If you work for a company that manages several transmission towers, maintenance of the towers will likely be an ongoing process. While you'll always need to be aware of any structural issues that may affect a tower — a tree falling and making contact with the tower and resulting in damage, for example — you'll also need to perform regular upkeep to ensure that the tower stays in good working condition for as long as possible. One part of this upkeep will be transmission tower painting. This is obviously a major undertaking, given that height of the towers, so it's important to know that a tower does indeed require painting. Here are some signs that it's ready for a fresh coat of paint.

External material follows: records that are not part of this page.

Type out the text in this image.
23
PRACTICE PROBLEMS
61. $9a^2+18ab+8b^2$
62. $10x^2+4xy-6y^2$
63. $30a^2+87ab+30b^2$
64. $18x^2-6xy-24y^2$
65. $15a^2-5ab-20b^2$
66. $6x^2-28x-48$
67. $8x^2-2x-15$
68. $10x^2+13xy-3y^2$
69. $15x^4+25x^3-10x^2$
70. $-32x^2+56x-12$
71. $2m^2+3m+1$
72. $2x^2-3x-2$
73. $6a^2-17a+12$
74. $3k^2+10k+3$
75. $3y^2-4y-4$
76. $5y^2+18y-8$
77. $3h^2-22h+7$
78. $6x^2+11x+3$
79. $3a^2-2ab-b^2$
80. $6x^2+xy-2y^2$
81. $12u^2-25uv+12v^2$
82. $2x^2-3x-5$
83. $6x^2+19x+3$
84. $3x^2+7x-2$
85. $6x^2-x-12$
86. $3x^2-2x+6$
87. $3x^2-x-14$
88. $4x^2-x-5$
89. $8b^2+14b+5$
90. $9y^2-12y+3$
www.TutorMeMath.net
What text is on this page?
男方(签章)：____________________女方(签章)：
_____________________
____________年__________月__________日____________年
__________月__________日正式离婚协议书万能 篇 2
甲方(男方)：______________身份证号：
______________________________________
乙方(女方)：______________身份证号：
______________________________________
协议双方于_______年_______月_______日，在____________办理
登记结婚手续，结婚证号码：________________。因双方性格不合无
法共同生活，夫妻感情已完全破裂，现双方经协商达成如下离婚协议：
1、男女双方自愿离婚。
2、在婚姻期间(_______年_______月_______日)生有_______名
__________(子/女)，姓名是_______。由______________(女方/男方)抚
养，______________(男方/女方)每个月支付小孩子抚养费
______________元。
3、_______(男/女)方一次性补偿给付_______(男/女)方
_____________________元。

Flaked Paint On The Ground

A simple way to tell if your transmission tower is losing paint is to look at the ground around it. As paint flakes off the tower, it can only go in one direction — and this will mean that you'll often be able to see paint chips immediately at the base of the tower. Remember, the height of the tower and the lightweight nature of paint chips can cause the chips to float away from the tower during their descent. For this reason, it's a good idea to walk around the area at the base of the tower, not solely at the base, as you look for this indicator that new paint is needed.

Rust Streaks

When the paint begins to flake away from your transmission tower, the metal can start to rust. This is obviously a concern, but the good news is that this issue is usually visible — either to the naked eye while you stand near the tower, or with the help of binoculars. If the rust has grown extensively, it may appear as long, vertical streaks on the metal. This is a sign that a fresh coat of paint will be needed quickly, as it will prevent further exposure to the elements and thus prevent the rust from getting worse.

Bare Spots

Rust won't always be evident, which means that it's important to look for other signs that a transmission tower needs a new coat of paint. A simple approach is to get binoculars and methodically scan each piece of metal. You're looking for bare spots, as these will indicate that the paint has come off. Rust will soon develop because the paint is no longer protecting the metal, but the good news is that you can quickly get the transmission tower painted before this happens.